Oysa gazete haberlerinde önyargılardan uzak, aklın ön planda tutularak doğruların, olayın unsurlarının verilmesi temel amaç olarak karşımıza çıkmaktadır. Bu doğrultuda haberde sadece gerçeklerin verilmesi esastır. Haber içerisinde yer alan taraflar arasında denge sağlanması yanlılığı ortadan kaldırmaktadır. Önyargıların habere girmemesi güvenilirlik açısından önemlidir. Haber ile olay arasında bağlantının ortaya konması haberin havada asılı kalmasını önlemektedir. Alıntıların doğru yapılması habere konu olan kişi ve ünvanların doğru verilmesi, yer ve zamana ait bilgilerin eksiksiz ve hatasız verilmesi, anlaşılmayan veya açık olmayan doğruluğu ispatlanmamış konuların haber olarak yazılmaması habere ve yayın organına olan güveni artırmaktadır. Değerlendirme yapılmaması, abartılardan kaçınılması, kısa, açık ve anlaşılır cümlelerin kullanılması haberin okunmasını, izlenmesini ve dinlenmesini sağlamaktadır(Güz, 2005: 76).

Haberin önyargıları göz önüne alıp almadığı sorusuna cevap hayır ise haber objektiftir. Haberin kaleme alınışı sırasında önyargılar bir şekilde habere girmiş ise haberin objektifliği kaybolur. Önyargıların her ne surette olursa olsun haber metnine girmemesi objektiflik için gereklidir. Önyargılar genellikle yorumlar için geçerli olmaktadır, yorumcunun hangi konu ve gelişmelere taraftar, hangilerine karşı olduğunu hedef kitle önceden bilmektedir(Güz, 2005: 84). Haberden editörün veya muhabirin önyargılarının var olduğu sonucunu çıkarmak mümkünse, haberin sunumu ve yayınlanış biçiminde önyargıların olduğu seziliyorsa haberin objektifliği kaybolacaktır.
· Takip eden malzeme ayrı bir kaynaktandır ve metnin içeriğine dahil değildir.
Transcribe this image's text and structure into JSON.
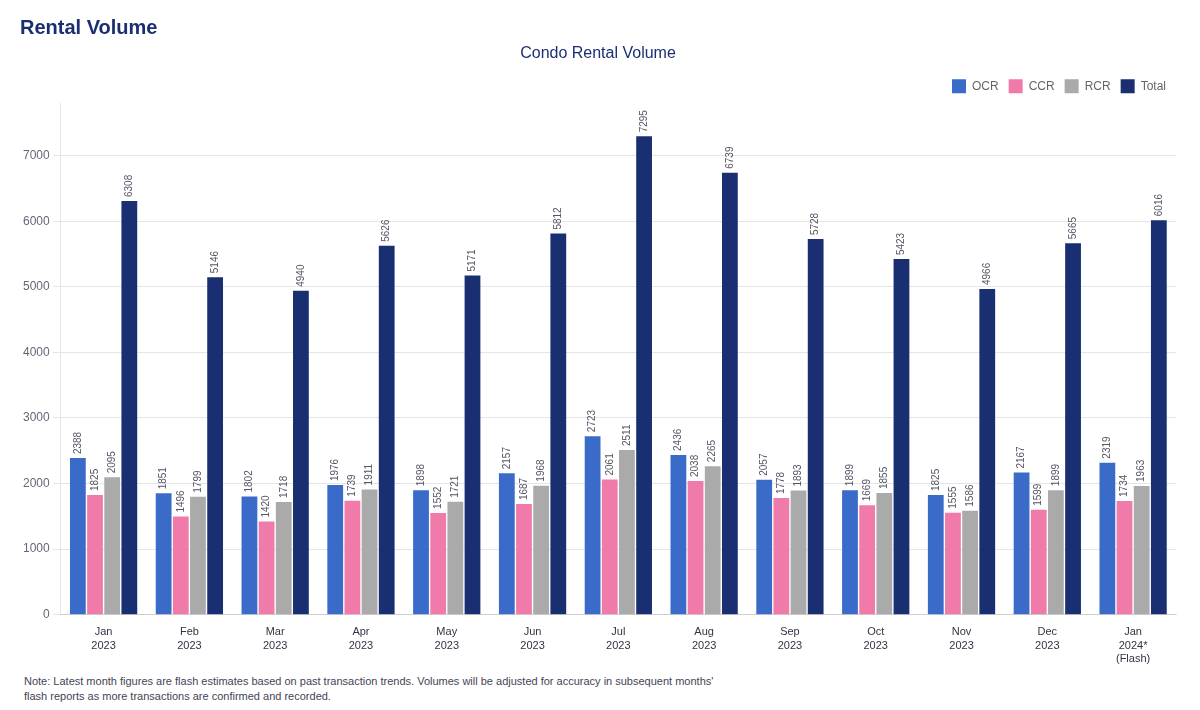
{
  "chart_data": {
    "type": "bar",
    "title": "Rental Volume",
    "subtitle": "Condo Rental Volume",
    "categories": [
      "Jan\n2023",
      "Feb\n2023",
      "Mar\n2023",
      "Apr\n2023",
      "May\n2023",
      "Jun\n2023",
      "Jul\n2023",
      "Aug\n2023",
      "Sep\n2023",
      "Oct\n2023",
      "Nov\n2023",
      "Dec\n2023",
      "Jan\n2024*\n(Flash)"
    ],
    "series": [
      {
        "name": "OCR",
        "color": "#3a6bc8",
        "values": [
          2388,
          1851,
          1802,
          1976,
          1898,
          2157,
          2723,
          2436,
          2057,
          1899,
          1825,
          2167,
          2319
        ]
      },
      {
        "name": "CCR",
        "color": "#f07aaa",
        "values": [
          1825,
          1496,
          1420,
          1739,
          1552,
          1687,
          2061,
          2038,
          1778,
          1669,
          1555,
          1599,
          1734
        ]
      },
      {
        "name": "RCR",
        "color": "#aaaaaa",
        "values": [
          2095,
          1799,
          1718,
          1911,
          1721,
          1968,
          2511,
          2265,
          1893,
          1855,
          1586,
          1899,
          1963
        ]
      },
      {
        "name": "Total",
        "color": "#1a2f72",
        "values": [
          6308,
          5146,
          4940,
          5626,
          5171,
          5812,
          7295,
          6739,
          5728,
          5423,
          4966,
          5665,
          6016
        ]
      }
    ],
    "ylim": [
      0,
      7800
    ],
    "yticks": [
      0,
      1000,
      2000,
      3000,
      4000,
      5000,
      6000,
      7000
    ],
    "grid": true,
    "legend": "upper right",
    "data_labels": true,
    "annotations": [
      "Note: Latest month figures are flash estimates based on past transaction trends. Volumes will be adjusted for accuracy in subsequent months'\nflash reports as more transactions are confirmed and recorded."
    ]
  }
}
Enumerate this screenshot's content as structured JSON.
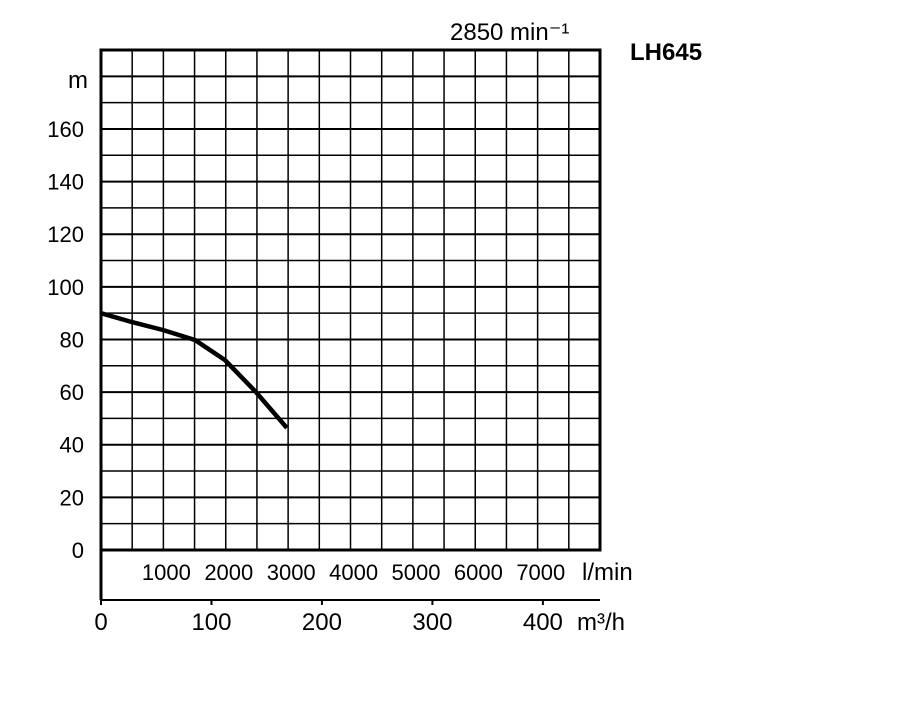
{
  "chart_data": {
    "type": "line",
    "title": "LH645",
    "subtitle": "2850 min⁻¹",
    "ylabel": "m",
    "xlabel": "m³/h",
    "x2label": "l/min",
    "xlim": [
      0,
      475
    ],
    "ylim": [
      0,
      190
    ],
    "grid": true,
    "yticks": [
      0,
      20,
      40,
      60,
      80,
      100,
      120,
      140,
      160
    ],
    "xticks": [
      0,
      100,
      200,
      300,
      400
    ],
    "x2ticks": [
      1000,
      2000,
      3000,
      4000,
      5000,
      6000,
      7000
    ],
    "series": [
      {
        "name": "LH645",
        "x": [
          0,
          29.5,
          59,
          89.5,
          118,
          147.6,
          177
        ],
        "y": [
          90,
          86.6,
          83.6,
          79.8,
          72.2,
          60,
          46.4
        ]
      }
    ]
  }
}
Önyargılar haber konularının seçimi, haber metninin yazımında olabileceği gibi haberin sunumunda da olabilmektedir(Güz, 2005: 86).

Haberin hedef kitleye ulaştırılmasında üzerinde durulması gereken en önemli husus objektifliktir. Haber, hedefe gönderilirken bir takım siyasal, ekonomik, toplumsal ve sanatsal olgular arasında bağlantı kurularak sunulur. Buna göre, haberde muhabirin veya başkasının görüşünün yer alıp almadığına, metnin olayın bütün yönlerini aktarıp aktarmadığına, kaleme alınışında önyargı bulunup

bulunmadığına, izlenmesi, okunması veya dinlenmesi sonucunda birilerinin lehinde veya aleyhinde netice doğurup doğurmayacağına dikkat edilmeli, objektiflik kriteri göz önünde bulunmalıdır(Cihaneri, 2003: 2). Kitle iletişim araçlarının objektiflik konusunda savundukları bir ilke vardır: ‘Kitle iletişim araçlarının tarafsızı yoktur, objektif olanı vardır” denir. Kitle iletişim araçlarının objektifliğinden kastedilen konu, bu araçlar vasıtasıyla yayınlanan haberlerdir. Haber dışındaki diğer unsurlar için bir objektiflikten söz etmek genellikle mümkün değildir. Örneğin eleştiri ve yorumlar ele alındığında, bu iki unsurun tamamen konuyu kaleme alanların kendi görüşleri olduğunu görürüz. Eleştiri ve yorumlarda eleştiriyi ve yorumu yapan önemli olduğu halde haberde haberi yazan veya okuyan değil, haberin konusu ön plana çıkmaktadır. Yorum ve eleştiriyi okuyan, dinleyen veya seyredenin bunları yapanın sübjektif görüşü olarak görüp önyargılı yaklaşması, haberi okuyan, dinleyen veya seyredenin ise habere önyargısız yaklaşması, etkilenmeye açık olması söz konusudur. Bu sebeple kitle iletişim araçlarında objektiflik denince haberde objektiflik anlaşılmaktadır(Güz, 2005: 78).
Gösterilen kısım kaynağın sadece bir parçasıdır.